Personally, I find that if I import an image that is twice the size of the intended image I have no issues with image quality when viewing my work on high-resolution monitors where the file displays many times the 'specified' Storyline file.

Is it an issue with Storyline internal settings compressing images on, say like Mark's file, at 720x540, and then being scaled upwards within the modern player? 

Matthew Bibby
Diarmaid Collins

Personally, I find that if I import an image that is twice the size of the intended image I have no issues with image quality when viewing my work on high-resolution monitors where the file displays many times the 'specified' Storyline file.


I just did a test using a screenshot of Wikipedia. It was captured at 1440x1040, then dropped into a default SL file, which is 720x520.

The top image is SL's native publishing, the bottom is how it looks when I replace the published image with the original.

So even when working with images 200% the desired size, there is still a problem:


Comparing the two images shows that some kind of compression is applied during publishing:

Michael Marcos

Thank you everyone for your patience, and apologies for the slight confusion on the file types! Let me take your findings back to the team Matthew so we can review this function of Storyline 360.  I just want to confirm that when you say you "replaced the published image with the original", this means you went into the Storyline output\mobile folder after publishing and replaced the processed image with a raw version of the same image?

EDIT: Nvm, I just saw your earlier post confirming this. Thank you.

I really appreciate the extra effort you've all put into this.

- Michael Marcos
Customer Support Product Liaison 

Diarmaid Collins

Full disclosure - I don't generally import images with text in them so I don't encounter this issue that often. It's clearly obvious that text is affected. I think there is probably more leeway with images without text. I, unfortunately, tend to recreate any charts, diagrams or text images within Storyline itself to bypass these publishing issues (yet another productivity limiting 'hack' or workaround that's been embedded into my workflow).

But, from the link I posted a little bit further up, there is (was) clear degradation in image quality if the image is embedded in a non-rectangular frame. This may be fixed now but if I require bespoke image 'frames' I do it outside Storyline and import the image as a transparent PNG - just another workaround to broken Storyline functionality. I have not tested if it's fixed.

But at least we know arrows are no longer blurry.

Michael Marcos

I'm just circling back here to let everyone know that we will be taking investigating this further on our end. The results Matthew got from the steps he documented earlier are not expected behavior. I can't give an ETA on how soon it will take to fix this as that can change depending on how complex of an issue the original image quality issue may turn out to be though.

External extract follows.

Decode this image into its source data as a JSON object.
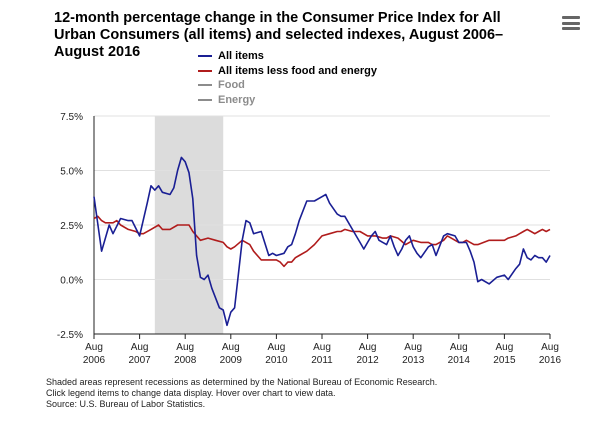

Thank you again for your patience as we continue to chase down this issue!

Matthew Bibby

Great news, thanks Michael. I'll get back to you regarding the issues I was having with SVGs, am just waiting to get permission from my client to share the problematic SVGs.

While you are investigating this issue, can you please also look into whether or not it would be possible for Storyline to use TinyPNG and TinyJPG for image compression? If you could you'd get dramatically smaller file sizes with very little quality loss.